Technical data

A
Algorithm Optimization Examples
This appendix illustrates how the characteristics of the VAX 6000
series vector processor can be used to build optimized routines for this
system and how the algorithm and its implementation can change the
performance of an application on the VAX 6000 processor.
The VAX 6000 series vector processor delivers high performance for
computationally intensive applications. Based on CMOS technology, the
VAX 6000 Model 400 vector processor is capable of operating at peak
speeds of 90 MFLOPs single precision and 45 MFLOPs double precision.
Linear algebra and signal processing applications that utilize the
various hardware features have demonstrated vector speedups between
3 and 35 over the scalar VAX 6000 CPU times. With the integrated
vector processing available on the VAX 6000 series, the performance
of computationally intensive applications may now approach that of
supercomputers.
Algorithm changes can alter the data access patterns to more efficiently
use the memory subsystem, can increase the average vector length,
and can minimize the number of vector operations required. By
applying Amdahl’s Law of vectorization, performance can be improved
by increasing the percentage of code that is vectorized.

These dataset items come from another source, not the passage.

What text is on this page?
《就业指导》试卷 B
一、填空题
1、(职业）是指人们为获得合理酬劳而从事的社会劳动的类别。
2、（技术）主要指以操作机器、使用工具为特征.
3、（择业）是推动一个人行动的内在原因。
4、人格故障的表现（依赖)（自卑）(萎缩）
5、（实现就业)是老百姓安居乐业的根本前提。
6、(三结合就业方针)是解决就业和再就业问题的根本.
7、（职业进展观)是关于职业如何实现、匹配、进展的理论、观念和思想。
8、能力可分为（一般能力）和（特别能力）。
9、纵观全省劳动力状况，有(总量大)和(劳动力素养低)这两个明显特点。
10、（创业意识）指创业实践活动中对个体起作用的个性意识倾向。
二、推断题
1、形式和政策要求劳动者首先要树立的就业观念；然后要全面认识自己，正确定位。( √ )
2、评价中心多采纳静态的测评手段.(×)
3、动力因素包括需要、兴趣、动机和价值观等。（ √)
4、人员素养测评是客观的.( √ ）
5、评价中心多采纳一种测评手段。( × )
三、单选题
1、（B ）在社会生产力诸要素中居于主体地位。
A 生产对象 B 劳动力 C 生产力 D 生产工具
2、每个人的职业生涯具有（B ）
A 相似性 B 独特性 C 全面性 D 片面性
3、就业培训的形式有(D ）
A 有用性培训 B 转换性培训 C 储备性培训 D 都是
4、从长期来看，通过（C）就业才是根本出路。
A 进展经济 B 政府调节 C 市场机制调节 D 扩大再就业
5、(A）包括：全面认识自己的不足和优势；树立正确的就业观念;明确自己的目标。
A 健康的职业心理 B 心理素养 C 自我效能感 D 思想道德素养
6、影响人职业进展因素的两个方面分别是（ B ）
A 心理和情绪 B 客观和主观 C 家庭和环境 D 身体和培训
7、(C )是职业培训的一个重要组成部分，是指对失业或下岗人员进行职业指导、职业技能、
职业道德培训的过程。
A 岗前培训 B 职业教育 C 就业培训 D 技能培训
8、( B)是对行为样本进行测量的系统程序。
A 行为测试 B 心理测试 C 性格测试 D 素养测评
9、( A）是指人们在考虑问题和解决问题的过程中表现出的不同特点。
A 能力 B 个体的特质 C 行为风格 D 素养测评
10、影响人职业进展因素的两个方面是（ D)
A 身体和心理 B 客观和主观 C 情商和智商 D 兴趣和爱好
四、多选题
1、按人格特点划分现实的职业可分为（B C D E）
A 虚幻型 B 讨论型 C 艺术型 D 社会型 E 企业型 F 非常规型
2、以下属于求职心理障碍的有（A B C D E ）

Four basic optimization methods that take advantage of the processing
power of VAX 6000 series system include:
Rearrange code for maximum vectorization of the inner loop and
remove data dependencies within the loop
Vectorize across contiguous memory locations to produce unity stride
vectors for increased cache hit rates and optimized cache miss
handling
Reuse the data already loaded into the vector registers as frequently
as possible to reduce the number of vector load and store operations
Maximize instruction execution overlap by pairing arithmetic
instructions between load and store instructions wherever possible
Further information on optimization techniques in FORTRAN can be
found in the VAX FORTRAN Performance Guide available with the
FORTRAN-High Performance Option.
A–1